Does Your Client Communication Get in the Way?

When it comes to meeting new people in business, all we can be is ourselves.  Or, maybe putting on an accent of sorts does help in getting deals secured.  If you grew up using a lot of slang, you may have been encouraged by a teacher or someone with authority to slow down, if not enunciate.  However, it's that and the choice of words used in conversation that can make or break a deal.

These days, we have Zoom meetings, chat, or maybe you're still using Skype video.  While these are convenient for those multitaskers, some people still get nervous at the thought of conversing with someone to go over details of the business that you're in.  
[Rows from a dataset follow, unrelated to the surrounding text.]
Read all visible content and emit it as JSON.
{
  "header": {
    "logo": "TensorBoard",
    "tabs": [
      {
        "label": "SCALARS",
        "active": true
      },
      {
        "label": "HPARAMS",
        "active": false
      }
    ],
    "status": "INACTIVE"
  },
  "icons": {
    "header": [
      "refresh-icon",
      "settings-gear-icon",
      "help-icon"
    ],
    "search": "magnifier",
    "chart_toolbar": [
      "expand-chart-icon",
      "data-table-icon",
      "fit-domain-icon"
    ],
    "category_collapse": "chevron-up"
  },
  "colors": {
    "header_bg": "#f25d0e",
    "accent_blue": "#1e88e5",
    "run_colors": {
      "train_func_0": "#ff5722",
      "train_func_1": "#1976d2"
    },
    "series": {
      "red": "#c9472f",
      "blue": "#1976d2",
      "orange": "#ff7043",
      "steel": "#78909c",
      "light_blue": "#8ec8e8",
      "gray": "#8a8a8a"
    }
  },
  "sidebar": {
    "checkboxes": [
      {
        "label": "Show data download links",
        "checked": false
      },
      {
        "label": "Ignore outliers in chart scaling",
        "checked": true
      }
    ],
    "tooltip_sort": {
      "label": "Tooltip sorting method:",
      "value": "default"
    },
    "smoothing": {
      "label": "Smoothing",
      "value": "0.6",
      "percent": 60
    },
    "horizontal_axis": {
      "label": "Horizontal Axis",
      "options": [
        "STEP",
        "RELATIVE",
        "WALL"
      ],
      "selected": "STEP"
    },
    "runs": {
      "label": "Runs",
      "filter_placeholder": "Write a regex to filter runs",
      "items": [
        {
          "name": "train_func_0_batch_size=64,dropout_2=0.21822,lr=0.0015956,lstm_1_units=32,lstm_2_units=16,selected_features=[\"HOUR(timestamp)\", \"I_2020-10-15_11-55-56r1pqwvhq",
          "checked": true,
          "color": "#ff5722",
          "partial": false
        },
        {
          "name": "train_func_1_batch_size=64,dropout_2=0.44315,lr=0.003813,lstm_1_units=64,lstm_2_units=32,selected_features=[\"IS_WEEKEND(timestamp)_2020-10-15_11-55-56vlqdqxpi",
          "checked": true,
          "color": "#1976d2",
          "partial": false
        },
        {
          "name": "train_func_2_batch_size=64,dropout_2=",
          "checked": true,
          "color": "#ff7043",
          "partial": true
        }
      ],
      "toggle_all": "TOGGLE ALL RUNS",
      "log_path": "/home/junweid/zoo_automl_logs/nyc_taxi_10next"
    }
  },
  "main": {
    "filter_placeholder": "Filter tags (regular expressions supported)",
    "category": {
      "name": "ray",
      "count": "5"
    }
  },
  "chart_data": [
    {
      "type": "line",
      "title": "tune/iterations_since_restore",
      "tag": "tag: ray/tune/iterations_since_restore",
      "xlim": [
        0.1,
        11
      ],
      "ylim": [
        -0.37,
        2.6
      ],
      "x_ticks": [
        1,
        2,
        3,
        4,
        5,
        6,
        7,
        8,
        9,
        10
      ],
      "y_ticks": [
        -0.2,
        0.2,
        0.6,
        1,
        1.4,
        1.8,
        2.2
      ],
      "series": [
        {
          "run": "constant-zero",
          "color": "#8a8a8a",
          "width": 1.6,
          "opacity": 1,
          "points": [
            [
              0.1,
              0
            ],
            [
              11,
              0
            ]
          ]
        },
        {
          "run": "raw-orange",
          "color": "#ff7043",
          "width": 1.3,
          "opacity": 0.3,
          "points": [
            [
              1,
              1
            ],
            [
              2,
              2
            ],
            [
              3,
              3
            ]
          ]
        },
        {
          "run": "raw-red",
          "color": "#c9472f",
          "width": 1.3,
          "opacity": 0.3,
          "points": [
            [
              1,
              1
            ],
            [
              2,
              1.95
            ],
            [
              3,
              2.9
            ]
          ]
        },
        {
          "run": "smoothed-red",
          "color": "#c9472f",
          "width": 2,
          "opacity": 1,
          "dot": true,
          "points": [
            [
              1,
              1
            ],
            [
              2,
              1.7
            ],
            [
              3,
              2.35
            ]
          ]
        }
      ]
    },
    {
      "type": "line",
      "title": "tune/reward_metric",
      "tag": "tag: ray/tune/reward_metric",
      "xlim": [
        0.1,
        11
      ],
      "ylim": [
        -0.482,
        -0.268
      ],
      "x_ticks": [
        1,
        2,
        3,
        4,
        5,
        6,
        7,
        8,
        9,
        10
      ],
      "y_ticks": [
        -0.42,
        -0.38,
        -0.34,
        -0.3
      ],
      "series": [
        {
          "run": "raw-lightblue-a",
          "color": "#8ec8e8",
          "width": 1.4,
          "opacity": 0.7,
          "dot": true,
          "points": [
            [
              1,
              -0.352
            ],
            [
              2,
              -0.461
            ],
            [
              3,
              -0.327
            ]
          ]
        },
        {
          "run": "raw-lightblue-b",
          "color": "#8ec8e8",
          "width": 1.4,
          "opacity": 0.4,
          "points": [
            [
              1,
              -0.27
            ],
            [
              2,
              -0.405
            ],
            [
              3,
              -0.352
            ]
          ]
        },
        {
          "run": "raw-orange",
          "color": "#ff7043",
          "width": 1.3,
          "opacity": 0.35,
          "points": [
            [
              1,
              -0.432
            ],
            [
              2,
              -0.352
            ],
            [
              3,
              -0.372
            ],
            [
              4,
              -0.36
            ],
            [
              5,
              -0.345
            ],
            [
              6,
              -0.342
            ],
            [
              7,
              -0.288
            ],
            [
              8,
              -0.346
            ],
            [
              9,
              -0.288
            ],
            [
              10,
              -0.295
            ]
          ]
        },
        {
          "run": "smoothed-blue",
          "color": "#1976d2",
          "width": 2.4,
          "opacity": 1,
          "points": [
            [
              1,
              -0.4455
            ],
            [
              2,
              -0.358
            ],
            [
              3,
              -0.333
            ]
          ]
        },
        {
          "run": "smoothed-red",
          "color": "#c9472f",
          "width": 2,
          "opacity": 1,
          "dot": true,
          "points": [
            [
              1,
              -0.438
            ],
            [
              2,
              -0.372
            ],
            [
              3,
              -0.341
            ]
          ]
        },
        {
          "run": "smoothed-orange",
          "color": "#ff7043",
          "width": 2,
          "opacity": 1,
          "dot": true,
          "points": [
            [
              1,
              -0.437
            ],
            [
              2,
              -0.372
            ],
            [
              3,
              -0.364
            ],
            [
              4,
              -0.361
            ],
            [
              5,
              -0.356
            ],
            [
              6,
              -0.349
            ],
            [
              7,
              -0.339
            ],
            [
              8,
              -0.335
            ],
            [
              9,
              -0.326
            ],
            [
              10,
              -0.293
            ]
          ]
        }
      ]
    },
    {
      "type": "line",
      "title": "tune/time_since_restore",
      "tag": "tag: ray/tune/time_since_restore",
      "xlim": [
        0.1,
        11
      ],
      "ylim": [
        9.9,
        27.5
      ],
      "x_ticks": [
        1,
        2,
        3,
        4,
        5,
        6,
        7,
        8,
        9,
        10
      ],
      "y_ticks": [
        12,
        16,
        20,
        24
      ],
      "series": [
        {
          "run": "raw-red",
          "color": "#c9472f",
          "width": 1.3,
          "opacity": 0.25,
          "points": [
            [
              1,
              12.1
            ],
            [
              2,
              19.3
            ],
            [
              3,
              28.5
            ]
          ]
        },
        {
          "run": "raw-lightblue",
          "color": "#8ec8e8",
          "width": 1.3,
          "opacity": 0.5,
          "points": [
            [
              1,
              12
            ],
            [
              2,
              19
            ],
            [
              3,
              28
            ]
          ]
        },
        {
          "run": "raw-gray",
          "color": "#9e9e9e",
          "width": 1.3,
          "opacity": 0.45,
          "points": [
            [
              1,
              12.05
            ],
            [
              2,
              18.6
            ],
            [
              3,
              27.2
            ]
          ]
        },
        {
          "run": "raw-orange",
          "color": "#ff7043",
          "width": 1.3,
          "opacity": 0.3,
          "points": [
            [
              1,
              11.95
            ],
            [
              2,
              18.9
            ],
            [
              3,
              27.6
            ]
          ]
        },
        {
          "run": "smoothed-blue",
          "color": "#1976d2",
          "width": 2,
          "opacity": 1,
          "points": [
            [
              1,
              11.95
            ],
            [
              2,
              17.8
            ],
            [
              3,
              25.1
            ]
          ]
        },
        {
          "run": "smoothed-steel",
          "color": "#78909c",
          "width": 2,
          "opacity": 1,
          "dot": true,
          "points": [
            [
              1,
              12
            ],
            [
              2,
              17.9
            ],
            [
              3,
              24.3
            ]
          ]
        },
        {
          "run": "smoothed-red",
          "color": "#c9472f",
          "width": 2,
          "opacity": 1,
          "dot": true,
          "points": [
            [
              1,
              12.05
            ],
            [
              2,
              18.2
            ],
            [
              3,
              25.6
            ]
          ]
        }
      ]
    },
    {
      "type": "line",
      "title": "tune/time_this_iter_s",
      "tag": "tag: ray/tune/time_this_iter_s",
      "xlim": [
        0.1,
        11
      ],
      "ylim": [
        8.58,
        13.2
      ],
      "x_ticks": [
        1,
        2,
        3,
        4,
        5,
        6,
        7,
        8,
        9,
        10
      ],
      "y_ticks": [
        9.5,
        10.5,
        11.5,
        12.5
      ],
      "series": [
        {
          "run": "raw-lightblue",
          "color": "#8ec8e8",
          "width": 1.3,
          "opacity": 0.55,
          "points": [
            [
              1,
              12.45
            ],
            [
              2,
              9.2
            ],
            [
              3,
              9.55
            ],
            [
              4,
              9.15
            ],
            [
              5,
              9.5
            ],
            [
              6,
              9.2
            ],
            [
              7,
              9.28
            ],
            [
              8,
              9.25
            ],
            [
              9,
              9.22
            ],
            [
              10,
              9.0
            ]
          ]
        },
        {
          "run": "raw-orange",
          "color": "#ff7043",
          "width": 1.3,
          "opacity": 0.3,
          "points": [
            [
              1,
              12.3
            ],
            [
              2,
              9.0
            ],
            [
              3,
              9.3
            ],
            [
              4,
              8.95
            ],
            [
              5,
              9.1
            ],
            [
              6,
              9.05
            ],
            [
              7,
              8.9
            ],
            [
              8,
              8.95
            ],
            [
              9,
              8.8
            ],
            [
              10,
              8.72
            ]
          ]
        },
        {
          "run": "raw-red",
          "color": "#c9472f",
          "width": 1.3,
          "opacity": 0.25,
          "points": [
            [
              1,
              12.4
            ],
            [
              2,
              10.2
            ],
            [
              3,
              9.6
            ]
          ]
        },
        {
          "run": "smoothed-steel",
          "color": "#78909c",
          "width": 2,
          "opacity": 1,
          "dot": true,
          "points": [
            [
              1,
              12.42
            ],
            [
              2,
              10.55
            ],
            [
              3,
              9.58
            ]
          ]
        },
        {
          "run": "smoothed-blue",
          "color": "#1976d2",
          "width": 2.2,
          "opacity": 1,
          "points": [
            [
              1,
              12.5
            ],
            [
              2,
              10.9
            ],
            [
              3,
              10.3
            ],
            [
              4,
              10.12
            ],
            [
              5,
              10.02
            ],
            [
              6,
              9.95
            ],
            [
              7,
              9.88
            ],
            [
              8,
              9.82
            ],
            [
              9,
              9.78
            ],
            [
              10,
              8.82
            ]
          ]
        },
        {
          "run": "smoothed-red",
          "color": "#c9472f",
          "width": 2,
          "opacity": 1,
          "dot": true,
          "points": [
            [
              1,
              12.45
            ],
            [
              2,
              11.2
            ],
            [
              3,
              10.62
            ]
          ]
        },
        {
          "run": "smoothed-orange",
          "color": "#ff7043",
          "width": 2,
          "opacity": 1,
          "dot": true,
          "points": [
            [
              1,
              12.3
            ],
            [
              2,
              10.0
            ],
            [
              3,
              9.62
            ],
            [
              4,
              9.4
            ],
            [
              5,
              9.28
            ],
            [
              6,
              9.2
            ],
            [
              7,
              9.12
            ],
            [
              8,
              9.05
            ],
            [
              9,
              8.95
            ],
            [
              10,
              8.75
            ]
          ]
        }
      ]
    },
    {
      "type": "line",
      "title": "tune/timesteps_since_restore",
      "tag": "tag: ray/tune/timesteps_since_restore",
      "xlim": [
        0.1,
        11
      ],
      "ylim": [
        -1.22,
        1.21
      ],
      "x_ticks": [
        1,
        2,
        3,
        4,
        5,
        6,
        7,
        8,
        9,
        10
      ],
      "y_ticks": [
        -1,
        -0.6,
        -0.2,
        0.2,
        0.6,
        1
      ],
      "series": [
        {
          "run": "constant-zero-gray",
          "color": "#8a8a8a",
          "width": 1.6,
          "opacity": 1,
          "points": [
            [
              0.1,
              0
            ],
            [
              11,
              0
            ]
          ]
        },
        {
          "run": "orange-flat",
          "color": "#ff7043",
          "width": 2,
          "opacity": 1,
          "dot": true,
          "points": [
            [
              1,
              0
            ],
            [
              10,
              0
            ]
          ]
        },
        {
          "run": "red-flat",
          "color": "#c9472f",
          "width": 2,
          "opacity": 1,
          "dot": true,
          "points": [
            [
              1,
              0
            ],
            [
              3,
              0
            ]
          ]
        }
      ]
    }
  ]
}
For those who hate to converse and would rather just say anything to get the job, you know you're shooting yourself in the foot.  It's a common tactic with those who lack confidence and/or experience.  While it's good to say that you've closed a deal rather quickly, often people who do this have regrets because they don't realize what they've signed on for.

Remember You're in Control

Having a conversation is one way to ease the tension early on.  Experienced freelancers usually give themselves a limit to discuss a proposal or task.  Newbies should do this, especially if you're using an onboarding freelance site.  I've met some characters that will talk your ear off and then an hour or so later leave you empty-handed.  

Even if you get the job or there's another step involved, you can use conversation to gauge things that eventually come out.  Is the client easily distracted?  Do they change their mind or have a new thought mid-conversation?  Are you ever addressed by your first name?  These and other events are worth considering before signing on to do a job.

Choose the Right Words

I struggled with this one in my work life and as a freelancer.  With time and patience (with myself, that is), I improved in a short time.  Sometimes,, prospects want to hear you ramble to see what they're dealing with for the reasons listed in the previous section.

Public speaker Precious Williams has simple advice for engaging with others while selling your services.  Her 5 Tips for a Better Presentation can lead not just to more opportunities but will make you more memorable.  Often when this happens, you may be called for a future assignment or just in case the person chosen doesn't work out.  Remember, when the latter happens you can re-negotiate fees or turnaround times.

Often we, as freelancers, tend to remember the clients that didn't work out so well more than the ones that did.  Taking a constructive approach to client communication and noting where you may have gone wrong is one way to eliminate bad habits.  Even though you may be an articulate individual, what are your listening skills like?  While we all know to be wary of clients/bosses who slander past workers, it may help to notice some of their communication habits.  This isn't to say that a person may be bad but might require a different approach when discussing business.